Данила Трофимов, редактор 1001.ru

На минувшей неделе Мультимедиа Арт Музей Москва — МАММ, зачастую именуемый по старинке Московским домом фотографии, справлял новоселье. Точнее, возвращение на круги своя после пятилетних скитаний, вызванных реконструкцией входящих в музейный комплекс двух зданий на Остоженке. По идее, бессменный директор МДФ — и соответственно МАММ — Ольга Свиблова должна была светиться от радости, покончив с ремонтными мытарствами и обретя надежную крышу над головой, но при встрече особого оптимизма она не излучала…

— Не выглядите счастливой, Ольга Львовна.

— На публике должна постоянно держать лицо, а когда нет лишних свидетелей, могу позволить себе не играть. Я все время в работе и прекрасно знаю, что уже сделано и сколько еще предстоит.

— Вот и расскажите, чего вам стоило дом построить.

— Во-первых, это отвлекало от профессиональной деятельности, хотя ее никто не отменял. Во-вторых, потратила кучу нервов, а они, как известно, не восстанавливаются. В-третьих, узнала то, что предпочла бы не знать.

— А именно?

— Был момент, хотела рассказать о проблемах, с которыми столкнулась в процессе строительства. Когда доходила до точки, грузила кого-нибудь из близких, стараясь выговориться, выливала монолог о своих бедах на голову невольной жертвы. Так повторялось несколько раз, пока я не вспомнила, как в 2005 году мы делали выставку к юбилею Победы и развешивали на Остоженке портреты ветеранов Великой Отечественной. Фотографии сопровождали строчки из сочинений московских школьников, писавших о том, что им известно о войне. Мне почему-то врезалась в память работа мальчика, допустившего в коротком тексте несколько грамматических ошибок и признавшегося, что всю информацию он почерпнул из фильмов и книжек, поскольку его дедушка никогда не говорит о происходившем на фронте, мол, это слишком страшно… Кстати, мои бабушка и мама тоже всегда старательно избегали военной темы.
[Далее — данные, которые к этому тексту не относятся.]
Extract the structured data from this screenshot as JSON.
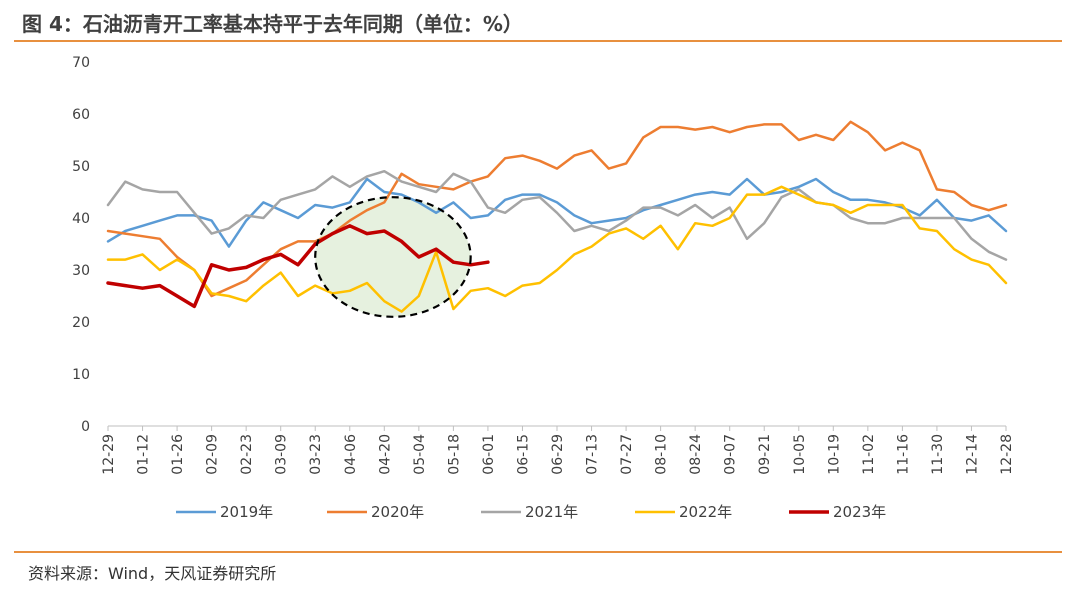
{
  "header": {
    "title": "图 4：石油沥青开工率基本持平于去年同期（单位：%）"
  },
  "footer": {
    "source": "资料来源：Wind，天风证券研究所"
  },
  "colors": {
    "accent_rule": "#E8903F",
    "highlight_fill": "#E2EFD9",
    "highlight_stroke": "#000000"
  },
  "chart_data": {
    "type": "line",
    "title": "",
    "xlabel": "",
    "ylabel": "",
    "ylim": [
      0,
      70
    ],
    "yticks": [
      0,
      10,
      20,
      30,
      40,
      50,
      60,
      70
    ],
    "x_tick_labels": [
      "12-29",
      "01-12",
      "01-26",
      "02-09",
      "02-23",
      "03-09",
      "03-23",
      "04-06",
      "04-20",
      "05-04",
      "05-18",
      "06-01",
      "06-15",
      "06-29",
      "07-13",
      "07-27",
      "08-10",
      "08-24",
      "09-07",
      "09-21",
      "10-05",
      "10-19",
      "11-02",
      "11-16",
      "11-30",
      "12-14",
      "12-28"
    ],
    "x_span_weeks": 52,
    "grid": false,
    "legend_position": "bottom",
    "annotation": {
      "type": "dashed-ellipse",
      "center_week": 16.5,
      "center_value": 32.5,
      "week_radius": 4.5,
      "value_radius": 11.5
    },
    "series": [
      {
        "name": "2019年",
        "color": "#5B9BD5",
        "width": 2.5,
        "values": [
          35.5,
          37.5,
          38.5,
          39.5,
          40.5,
          40.5,
          39.5,
          34.5,
          39.5,
          43,
          41.5,
          40,
          42.5,
          42,
          43,
          47.5,
          45,
          44.5,
          43,
          41,
          43,
          40,
          40.5,
          43.5,
          44.5,
          44.5,
          43,
          40.5,
          39,
          39.5,
          40,
          41.5,
          42.5,
          43.5,
          44.5,
          45,
          44.5,
          47.5,
          44.5,
          45,
          46,
          47.5,
          45,
          43.5,
          43.5,
          43,
          42,
          40.5,
          43.5,
          40,
          39.5,
          40.5,
          37.5
        ]
      },
      {
        "name": "2020年",
        "color": "#ED7D31",
        "width": 2.5,
        "values": [
          37.5,
          37,
          36.5,
          36,
          32.5,
          30,
          25,
          26.5,
          28,
          31,
          34,
          35.5,
          35.5,
          37,
          39.5,
          41.5,
          43,
          48.5,
          46.5,
          46,
          45.5,
          47,
          48,
          51.5,
          52,
          51,
          49.5,
          52,
          53,
          49.5,
          50.5,
          55.5,
          57.5,
          57.5,
          57,
          57.5,
          56.5,
          57.5,
          58,
          58,
          55,
          56,
          55,
          58.5,
          56.5,
          53,
          54.5,
          53,
          45.5,
          45,
          42.5,
          41.5,
          42.5
        ]
      },
      {
        "name": "2021年",
        "color": "#A5A5A5",
        "width": 2.5,
        "values": [
          42.5,
          47,
          45.5,
          45,
          45,
          41,
          37,
          38,
          40.5,
          40,
          43.5,
          44.5,
          45.5,
          48,
          46,
          48,
          49,
          47,
          46,
          45,
          48.5,
          47,
          42,
          41,
          43.5,
          44,
          41,
          37.5,
          38.5,
          37.5,
          39.5,
          42,
          42,
          40.5,
          42.5,
          40,
          42,
          36,
          39,
          44,
          45.5,
          43,
          42.5,
          40,
          39,
          39,
          40,
          40,
          40,
          40,
          36,
          33.5,
          32
        ]
      },
      {
        "name": "2022年",
        "color": "#FFC000",
        "width": 2.5,
        "values": [
          32,
          32,
          33,
          30,
          32,
          30,
          25.5,
          25,
          24,
          27,
          29.5,
          25,
          27,
          25.5,
          26,
          27.5,
          24,
          22,
          25,
          33.5,
          22.5,
          26,
          26.5,
          25,
          27,
          27.5,
          30,
          33,
          34.5,
          37,
          38,
          36,
          38.5,
          34,
          39,
          38.5,
          40,
          44.5,
          44.5,
          46,
          44.5,
          43,
          42.5,
          41,
          42.5,
          42.5,
          42.5,
          38,
          37.5,
          34,
          32,
          31,
          27.5
        ]
      },
      {
        "name": "2023年",
        "color": "#C00000",
        "width": 3.5,
        "values": [
          27.5,
          27,
          26.5,
          27,
          25,
          23,
          31,
          30,
          30.5,
          32,
          33,
          31,
          35,
          37,
          38.5,
          37,
          37.5,
          35.5,
          32.5,
          34,
          31.5,
          31,
          31.5
        ]
      }
    ]
  }
}
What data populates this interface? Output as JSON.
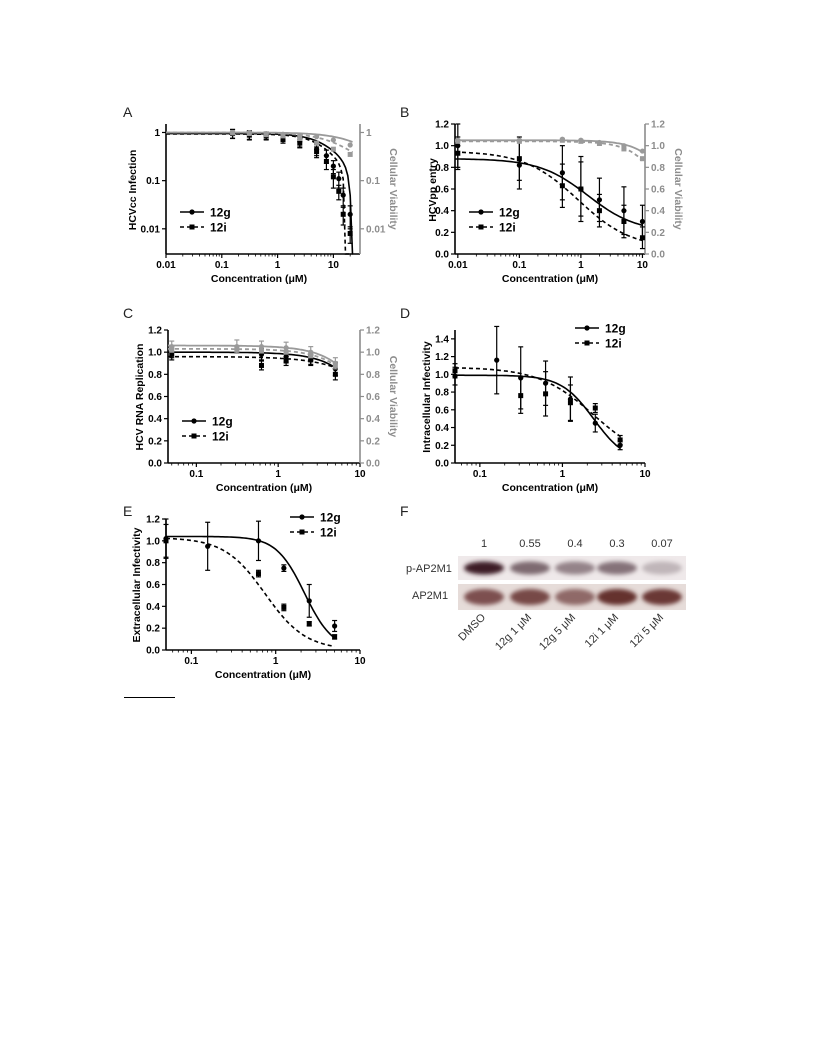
{
  "panel_letters": [
    "A",
    "B",
    "C",
    "D",
    "E",
    "F"
  ],
  "chart_data": [
    {
      "panel": "A",
      "type": "line",
      "xlabel": "Concentration (μM)",
      "ylabel": "HCVcc Infection",
      "y2label": "Cellular Viability",
      "xscale": "log",
      "yscale": "log",
      "y2scale": "log",
      "xlim": [
        0.01,
        30
      ],
      "ylim": [
        0.003,
        1.5
      ],
      "y2lim": [
        0.003,
        1.5
      ],
      "xticks": [
        "0.01",
        "0.1",
        "1",
        "10",
        "100"
      ],
      "yticks": [
        "0.01",
        "0.1",
        "1"
      ],
      "y2ticks": [
        "0.01",
        "0.1",
        "1"
      ],
      "legend": {
        "placement": "bottom-left",
        "entries": [
          "12g",
          "12i"
        ]
      },
      "colors": {
        "12g": "#000000",
        "12i": "#000000",
        "viability": "#999999"
      },
      "series": [
        {
          "name": "12g",
          "style": "solid",
          "axis": "left",
          "x": [
            0.156,
            0.312,
            0.625,
            1.25,
            2.5,
            5,
            7.5,
            10,
            12.5,
            15,
            20
          ],
          "y": [
            0.96,
            0.9,
            0.87,
            0.8,
            0.65,
            0.45,
            0.33,
            0.2,
            0.11,
            0.05,
            0.02
          ],
          "err": [
            0.2,
            0.18,
            0.15,
            0.15,
            0.15,
            0.12,
            0.1,
            0.06,
            0.04,
            0.02,
            0.01
          ]
        },
        {
          "name": "12i",
          "style": "dashed",
          "axis": "left",
          "x": [
            0.156,
            0.312,
            0.625,
            1.25,
            2.5,
            5,
            7.5,
            10,
            12.5,
            15,
            20
          ],
          "y": [
            0.95,
            0.88,
            0.85,
            0.75,
            0.6,
            0.4,
            0.25,
            0.12,
            0.06,
            0.02,
            0.008
          ],
          "err": [
            0.2,
            0.18,
            0.15,
            0.15,
            0.12,
            0.1,
            0.08,
            0.05,
            0.02,
            0.008,
            0.003
          ]
        },
        {
          "name": "",
          "style": "solid",
          "axis": "right",
          "color": "gray",
          "x": [
            0.156,
            0.312,
            0.625,
            1.25,
            2.5,
            5,
            10,
            20
          ],
          "y": [
            1.0,
            0.98,
            0.95,
            0.92,
            0.88,
            0.82,
            0.7,
            0.55
          ]
        },
        {
          "name": "",
          "style": "dashed",
          "axis": "right",
          "color": "gray",
          "x": [
            0.156,
            0.312,
            0.625,
            1.25,
            2.5,
            5,
            10,
            20
          ],
          "y": [
            0.98,
            0.95,
            0.9,
            0.85,
            0.75,
            0.6,
            0.45,
            0.35
          ]
        }
      ]
    },
    {
      "panel": "B",
      "type": "line",
      "xlabel": "Concentration (μM)",
      "ylabel": "HCVpp entry",
      "y2label": "Cellular Viability",
      "xscale": "log",
      "xlim": [
        0.009,
        11
      ],
      "ylim": [
        0,
        1.2
      ],
      "y2lim": [
        0,
        1.2
      ],
      "xticks": [
        "0.01",
        "0.1",
        "1",
        "10"
      ],
      "yticks": [
        "0.0",
        "0.2",
        "0.4",
        "0.6",
        "0.8",
        "1.0",
        "1.2"
      ],
      "y2ticks": [
        "0.0",
        "0.2",
        "0.4",
        "0.6",
        "0.8",
        "1.0",
        "1.2"
      ],
      "legend": {
        "placement": "bottom-left",
        "entries": [
          "12g",
          "12i"
        ]
      },
      "series": [
        {
          "name": "12g",
          "style": "solid",
          "axis": "left",
          "x": [
            0.01,
            0.1,
            0.5,
            1,
            2,
            5,
            10
          ],
          "y": [
            1.0,
            0.82,
            0.75,
            0.6,
            0.5,
            0.4,
            0.3
          ],
          "err": [
            0.2,
            0.22,
            0.25,
            0.3,
            0.2,
            0.22,
            0.15
          ]
        },
        {
          "name": "12i",
          "style": "dashed",
          "axis": "left",
          "x": [
            0.01,
            0.1,
            0.5,
            1,
            2,
            5,
            10
          ],
          "y": [
            0.93,
            0.88,
            0.63,
            0.6,
            0.4,
            0.3,
            0.15
          ],
          "err": [
            0.15,
            0.2,
            0.2,
            0.25,
            0.15,
            0.15,
            0.1
          ]
        },
        {
          "name": "",
          "style": "solid",
          "axis": "right",
          "color": "gray",
          "x": [
            0.01,
            0.1,
            0.5,
            1,
            2,
            5,
            10
          ],
          "y": [
            1.05,
            1.05,
            1.06,
            1.05,
            1.03,
            1.0,
            0.95
          ]
        },
        {
          "name": "",
          "style": "dashed",
          "axis": "right",
          "color": "gray",
          "x": [
            0.01,
            0.1,
            0.5,
            1,
            2,
            5,
            10
          ],
          "y": [
            1.04,
            1.04,
            1.05,
            1.04,
            1.02,
            0.97,
            0.88
          ]
        }
      ]
    },
    {
      "panel": "C",
      "type": "line",
      "xlabel": "Concentration (μM)",
      "ylabel": "HCV RNA Replication",
      "y2label": "Cellular Viability",
      "xscale": "log",
      "xlim": [
        0.045,
        10
      ],
      "ylim": [
        0,
        1.2
      ],
      "y2lim": [
        0,
        1.2
      ],
      "xticks": [
        "0.1",
        "1",
        "10"
      ],
      "yticks": [
        "0.0",
        "0.2",
        "0.4",
        "0.6",
        "0.8",
        "1.0",
        "1.2"
      ],
      "y2ticks": [
        "0.0",
        "0.2",
        "0.4",
        "0.6",
        "0.8",
        "1.0",
        "1.2"
      ],
      "legend": {
        "placement": "bottom-left",
        "entries": [
          "12g",
          "12i"
        ]
      },
      "series": [
        {
          "name": "12g",
          "style": "solid",
          "axis": "left",
          "x": [
            0.05,
            0.625,
            1.25,
            2.5,
            5
          ],
          "y": [
            1.0,
            0.98,
            0.96,
            0.93,
            0.85
          ],
          "err": [
            0.05,
            0.05,
            0.05,
            0.05,
            0.06
          ]
        },
        {
          "name": "12i",
          "style": "dashed",
          "axis": "left",
          "x": [
            0.05,
            0.625,
            1.25,
            2.5,
            5
          ],
          "y": [
            0.98,
            0.88,
            0.92,
            0.93,
            0.8
          ],
          "err": [
            0.05,
            0.04,
            0.04,
            0.04,
            0.05
          ]
        },
        {
          "name": "",
          "style": "solid",
          "axis": "right",
          "color": "gray",
          "x": [
            0.05,
            0.3125,
            0.625,
            1.25,
            2.5,
            5
          ],
          "y": [
            1.05,
            1.05,
            1.05,
            1.04,
            1.0,
            0.9
          ],
          "err": [
            0.05,
            0.06,
            0.05,
            0.05,
            0.05,
            0.05
          ]
        },
        {
          "name": "",
          "style": "dashed",
          "axis": "right",
          "color": "gray",
          "x": [
            0.05,
            0.3125,
            0.625,
            1.25,
            2.5,
            5
          ],
          "y": [
            1.02,
            1.02,
            1.01,
            1.0,
            0.97,
            0.88
          ]
        }
      ]
    },
    {
      "panel": "D",
      "type": "line",
      "xlabel": "Concentration (μM)",
      "ylabel": "Intracellular Infectivity",
      "xscale": "log",
      "xlim": [
        0.05,
        10
      ],
      "ylim": [
        0,
        1.5
      ],
      "xticks": [
        "0.1",
        "1",
        "10"
      ],
      "yticks": [
        "0.0",
        "0.2",
        "0.4",
        "0.6",
        "0.8",
        "1.0",
        "1.2",
        "1.4"
      ],
      "legend": {
        "placement": "top-right",
        "entries": [
          "12g",
          "12i"
        ]
      },
      "series": [
        {
          "name": "12g",
          "style": "solid",
          "x": [
            0.05,
            0.16,
            0.3125,
            0.625,
            1.25,
            2.5,
            5
          ],
          "y": [
            0.98,
            1.16,
            0.96,
            0.9,
            0.72,
            0.45,
            0.2
          ],
          "err": [
            0.1,
            0.38,
            0.35,
            0.25,
            0.25,
            0.1,
            0.05
          ]
        },
        {
          "name": "12i",
          "style": "dashed",
          "x": [
            0.05,
            0.3125,
            0.625,
            1.25,
            2.5,
            5
          ],
          "y": [
            1.04,
            0.76,
            0.78,
            0.68,
            0.62,
            0.26
          ],
          "err": [
            0.08,
            0.2,
            0.25,
            0.2,
            0.05,
            0.05
          ]
        }
      ]
    },
    {
      "panel": "E",
      "type": "line",
      "xlabel": "Concentration (μM)",
      "ylabel": "Extracellular Infectivity",
      "xscale": "log",
      "xlim": [
        0.05,
        10
      ],
      "ylim": [
        0,
        1.2
      ],
      "xticks": [
        "0.1",
        "1",
        "10"
      ],
      "yticks": [
        "0.0",
        "0.2",
        "0.4",
        "0.6",
        "0.8",
        "1.0",
        "1.2"
      ],
      "legend": {
        "placement": "top-right",
        "entries": [
          "12g",
          "12i"
        ]
      },
      "series": [
        {
          "name": "12g",
          "style": "solid",
          "x": [
            0.05,
            0.156,
            0.625,
            1.25,
            2.5,
            5
          ],
          "y": [
            1.02,
            0.95,
            1.0,
            0.75,
            0.45,
            0.22
          ],
          "err": [
            0.18,
            0.22,
            0.18,
            0.03,
            0.15,
            0.05
          ]
        },
        {
          "name": "12i",
          "style": "dashed",
          "x": [
            0.05,
            0.625,
            1.25,
            2.5,
            5
          ],
          "y": [
            1.0,
            0.7,
            0.39,
            0.24,
            0.12
          ],
          "err": [
            0.15,
            0.03,
            0.03,
            0.02,
            0.02
          ]
        }
      ]
    }
  ],
  "western_blot": {
    "panel": "F",
    "ratios": [
      "1",
      "0.55",
      "0.4",
      "0.3",
      "0.07"
    ],
    "rows": [
      "p-AP2M1",
      "AP2M1"
    ],
    "lanes": [
      "DMSO",
      "12g 1 μM",
      "12g 5 μM",
      "12i 1 μM",
      "12i 5 μM"
    ],
    "band_intensity": {
      "p-AP2M1": [
        1.0,
        0.55,
        0.4,
        0.5,
        0.1
      ],
      "AP2M1": [
        0.75,
        0.8,
        0.6,
        0.95,
        0.9
      ]
    }
  }
}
Словом, я поняла, что не буду никому рассказывать, как строился МАММ.


Ольга Свиблова
Фото: Сергей Тягин

— Значит, это была ваша вторая мировая?

— …Тем более, работы далеки от завершения, сделать предстоит еще много. Наверное, по-иному не бывает: после ввода любого крупного объекта есть недоделки, но хотелось, чтобы их оставалось меньше, чем в нашем случае. Всегда надеешься на лучшее, но действительность быстро избавляет от иллюзий.

— Поэтому вы пока и не обжили новый кабинет?

— Переезд музея — долгая история. Пока относительно готовы выставочные залы, туда можно приглашать гостей, офисная часть требует доработки.

— Когда в 98-м году начиналась история с реконструкцией, вы, наверное, предполагали, во что ввязываетесь?

— Другого выхода попросту не было. Мы получили крохотное здание в остро аварийном состоянии, но с замечательным расположением. Рассыпавшаяся кирпичная кладка, прогнившие и просевшие межэтажные перекрытия, старая, грозящая пожаром от короткого замыкания электропроводка… Понятно, что требовался капитальный ремонт. Город предложил помощь, которую мы с благодарностью приняли. Я хотела любой ценой сохранить место, ибо убеждена, что музеи обязаны располагаться там, где удобно посетителям. Цена квадратного метра на Остоженке известна, но мэрия Москвы пошла на эту жертву, мы остались в центре, в шаговой доступности от двух станций метро. В ближайшем будущем весь город наверняка спустится в подземку, устав стоять в многокилометровых пробках. Транспортный коллапс неизбежен, мы на его пороге. По крайней мере я заново учусь пользоваться метро после того, как десять лет назад села за руль машины… Конечно, в 98-м никто не мог предвидеть, насколько сложно все пойдет. Но это не проблема конкретной стройки. Город сделал максимум, чтобы объект был готов в срок. Надо говорить о системном сбое. В стране дико депрофессионализирован строительный сектор в целом. Поэтому двумя руками приветствую появление в Москве «Стрелки» как новорожденного центра архитектуры и дизайна. В этом есть острая нужда. Как и в грамотных, современных инженерах, прорабах, штукатурах, малярах, столярах. От них зависит качество работы. Ведь счастье, о котором вы спрашивали, оно в деталях. Так гласит девиз известной торговой фирмы. Я физически не могу видеть, когда краска залезает на наличник, дверной косяк установлен неровно, отходит уголок обоев или не до конца закручен винт. Хочется взять в руки отвертку, кисть и броситься все исправлять. Мечтаю возродить в прежнем виде профессионально-технические училища, где обучали бы настоящему ремеслу.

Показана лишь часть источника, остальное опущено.